The Question
Gravity is the force that keeps our feet on the ground, holds the Moon in orbit, and shapes the large-scale structure of the entire universe. We feel it every moment of our lives. Yet despite centuries of study, gravity remains one of the most mysterious and least understood of the four fundamental forces of nature. What exactly is it?
Detailed Explanation
Isaac Newton was the first to describe gravity mathematically. In 1687, he proposed that every object with mass attracts every other object with mass, and that this force is proportional to the product of their masses and inversely proportional to the square of the distance between them. This simple equation described the motion of the planets with extraordinary accuracy and unified the physics of the heavens and the Earth. But Newton himself admitted he had no idea what gravity actually was or how it worked across empty space. He called it "action at a distance" and found it deeply unsatisfying. The revolutionary answer came from Albert Einstein in 1915 with his General Theory of Relativity. Einstein proposed that gravity is not a force at all in the traditional sense. Instead, it is a consequence of the curvature of spacetime. Mass and energy warp the fabric of spacetime around them, like a heavy ball placed on a stretched rubber sheet. Other objects moving through this curved spacetime follow the curves, which we perceive as gravitational attraction. The Earth orbits the Sun not because the Sun is pulling it with a mysterious force, but because the Sun's mass has curved the spacetime around it, and the Earth is following the straightest possible path (called a geodesic) through that curved spacetime. This path happens to be an ellipse.
Going Deeper
Einstein's theory made several stunning predictions that have all been confirmed. It predicted that light would be bent by gravity—confirmed during the 1919 solar eclipse. It predicted that time would pass more slowly in stronger gravitational fields (gravitational time dilation)—confirmed and now corrected for in GPS satellites, which would give wrong positions if this effect were ignored.

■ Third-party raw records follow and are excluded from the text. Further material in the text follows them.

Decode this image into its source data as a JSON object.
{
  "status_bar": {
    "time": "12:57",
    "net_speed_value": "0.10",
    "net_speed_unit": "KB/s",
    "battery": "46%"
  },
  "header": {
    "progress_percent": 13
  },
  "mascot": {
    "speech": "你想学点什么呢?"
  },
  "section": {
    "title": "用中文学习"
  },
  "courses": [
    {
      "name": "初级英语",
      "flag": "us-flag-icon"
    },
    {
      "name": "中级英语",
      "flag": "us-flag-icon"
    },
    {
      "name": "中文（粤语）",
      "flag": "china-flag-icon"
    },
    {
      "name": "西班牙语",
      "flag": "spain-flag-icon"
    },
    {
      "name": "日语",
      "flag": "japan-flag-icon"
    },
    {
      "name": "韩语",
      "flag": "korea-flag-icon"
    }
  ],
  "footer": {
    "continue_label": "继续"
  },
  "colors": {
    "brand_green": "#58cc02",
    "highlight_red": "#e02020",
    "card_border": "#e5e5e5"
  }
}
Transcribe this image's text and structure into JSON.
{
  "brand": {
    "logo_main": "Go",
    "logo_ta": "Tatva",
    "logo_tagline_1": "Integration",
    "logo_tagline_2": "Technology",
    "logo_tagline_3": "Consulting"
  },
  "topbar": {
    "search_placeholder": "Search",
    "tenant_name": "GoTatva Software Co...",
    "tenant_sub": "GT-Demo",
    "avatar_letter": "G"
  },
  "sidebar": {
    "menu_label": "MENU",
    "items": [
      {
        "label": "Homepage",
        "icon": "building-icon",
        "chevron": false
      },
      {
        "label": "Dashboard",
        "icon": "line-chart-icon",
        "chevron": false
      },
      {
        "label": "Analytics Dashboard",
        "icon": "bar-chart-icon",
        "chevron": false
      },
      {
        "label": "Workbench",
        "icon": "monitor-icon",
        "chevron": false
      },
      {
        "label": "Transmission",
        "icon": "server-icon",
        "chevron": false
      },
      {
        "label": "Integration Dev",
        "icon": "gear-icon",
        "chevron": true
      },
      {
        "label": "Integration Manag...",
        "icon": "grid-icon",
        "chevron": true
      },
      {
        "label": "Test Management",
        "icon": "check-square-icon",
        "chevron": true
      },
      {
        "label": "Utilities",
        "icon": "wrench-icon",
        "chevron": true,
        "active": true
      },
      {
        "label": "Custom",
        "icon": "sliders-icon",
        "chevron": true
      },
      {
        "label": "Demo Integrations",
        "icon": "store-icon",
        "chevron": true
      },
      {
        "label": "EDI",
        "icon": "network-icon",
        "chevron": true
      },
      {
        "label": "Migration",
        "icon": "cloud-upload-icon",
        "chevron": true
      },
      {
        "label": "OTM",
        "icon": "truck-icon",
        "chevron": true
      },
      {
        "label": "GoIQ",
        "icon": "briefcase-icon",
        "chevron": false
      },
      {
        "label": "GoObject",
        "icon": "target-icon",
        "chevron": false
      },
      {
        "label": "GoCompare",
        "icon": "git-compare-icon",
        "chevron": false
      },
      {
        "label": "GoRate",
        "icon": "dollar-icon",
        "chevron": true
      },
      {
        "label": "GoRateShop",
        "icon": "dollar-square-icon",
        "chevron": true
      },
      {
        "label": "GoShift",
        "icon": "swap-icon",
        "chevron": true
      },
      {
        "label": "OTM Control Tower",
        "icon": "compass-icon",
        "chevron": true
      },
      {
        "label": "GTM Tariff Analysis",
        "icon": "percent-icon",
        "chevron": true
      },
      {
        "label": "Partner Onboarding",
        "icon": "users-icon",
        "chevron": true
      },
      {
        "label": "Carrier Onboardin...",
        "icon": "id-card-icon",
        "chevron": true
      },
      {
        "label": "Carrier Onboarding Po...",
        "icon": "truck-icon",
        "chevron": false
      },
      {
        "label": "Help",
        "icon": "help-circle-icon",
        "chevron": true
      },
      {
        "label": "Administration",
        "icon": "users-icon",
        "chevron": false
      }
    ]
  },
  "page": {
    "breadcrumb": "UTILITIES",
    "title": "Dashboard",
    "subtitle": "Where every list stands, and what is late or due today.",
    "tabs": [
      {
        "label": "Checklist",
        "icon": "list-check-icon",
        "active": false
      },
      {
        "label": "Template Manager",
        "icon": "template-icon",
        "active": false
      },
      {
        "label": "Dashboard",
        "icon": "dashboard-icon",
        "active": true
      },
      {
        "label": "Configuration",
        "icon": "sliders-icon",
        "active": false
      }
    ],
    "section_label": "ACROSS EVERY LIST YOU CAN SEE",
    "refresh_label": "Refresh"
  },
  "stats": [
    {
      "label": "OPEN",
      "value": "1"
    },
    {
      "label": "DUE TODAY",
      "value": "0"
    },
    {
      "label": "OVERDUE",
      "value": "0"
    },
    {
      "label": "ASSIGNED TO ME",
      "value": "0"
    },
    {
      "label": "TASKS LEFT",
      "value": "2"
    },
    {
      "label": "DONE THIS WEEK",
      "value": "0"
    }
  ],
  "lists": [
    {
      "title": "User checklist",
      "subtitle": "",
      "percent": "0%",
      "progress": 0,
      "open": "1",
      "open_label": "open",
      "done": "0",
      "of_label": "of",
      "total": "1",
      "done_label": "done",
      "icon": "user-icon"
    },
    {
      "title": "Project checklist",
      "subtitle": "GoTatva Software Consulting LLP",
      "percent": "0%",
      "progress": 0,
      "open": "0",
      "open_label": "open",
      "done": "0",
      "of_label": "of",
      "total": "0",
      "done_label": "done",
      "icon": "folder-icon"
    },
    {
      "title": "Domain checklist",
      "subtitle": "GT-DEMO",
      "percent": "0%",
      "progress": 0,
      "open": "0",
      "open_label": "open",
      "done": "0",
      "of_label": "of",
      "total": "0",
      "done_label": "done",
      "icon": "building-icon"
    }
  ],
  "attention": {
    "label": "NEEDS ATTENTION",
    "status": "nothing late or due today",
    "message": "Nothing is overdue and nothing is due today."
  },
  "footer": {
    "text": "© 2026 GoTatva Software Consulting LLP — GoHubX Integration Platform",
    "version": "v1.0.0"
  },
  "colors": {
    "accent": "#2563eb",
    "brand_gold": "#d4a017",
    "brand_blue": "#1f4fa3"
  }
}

It predicted the existence of gravitational waves—ripples in spacetime caused by accelerating masses—which were directly detected for the first time in 2015 by the LIGO observatory, when two black holes merged 1.3 billion light-years away. Despite its success, General Relativity is incompatible with quantum mechanics, the theory that describes the other three fundamental forces. Physicists have been searching for a "theory of quantum gravity" for nearly a century. String theory and loop quantum gravity are two leading candidates, but neither has been confirmed experimentally. The hypothetical particle that would carry the gravitational force, analogous to the photon for electromagnetism, is called the graviton—but it has never been detected, and it may be fundamentally undetectable with any conceivable instrument.
Did You Know?
Gravity is by far the weakest of the four fundamental forces. The electromagnetic force is about 10³⁶ times stronger than gravity. This is why a small magnet can lift a paperclip against the gravitational pull of the entire Earth. Yet gravity dominates the universe on large scales because it is always attractive (unlike electromagnetism, which can attract or repel) and has infinite range. Another mind-bending consequence of General Relativity is that black holes are regions where spacetime has been curved so severely that not even light can escape. The boundary of a black hole, called the event horizon, is a point of no return. Time itself slows to a stop at the event horizon from the perspective of a distant observer. These are not science fiction—they are confirmed predictions of our best theory of gravity.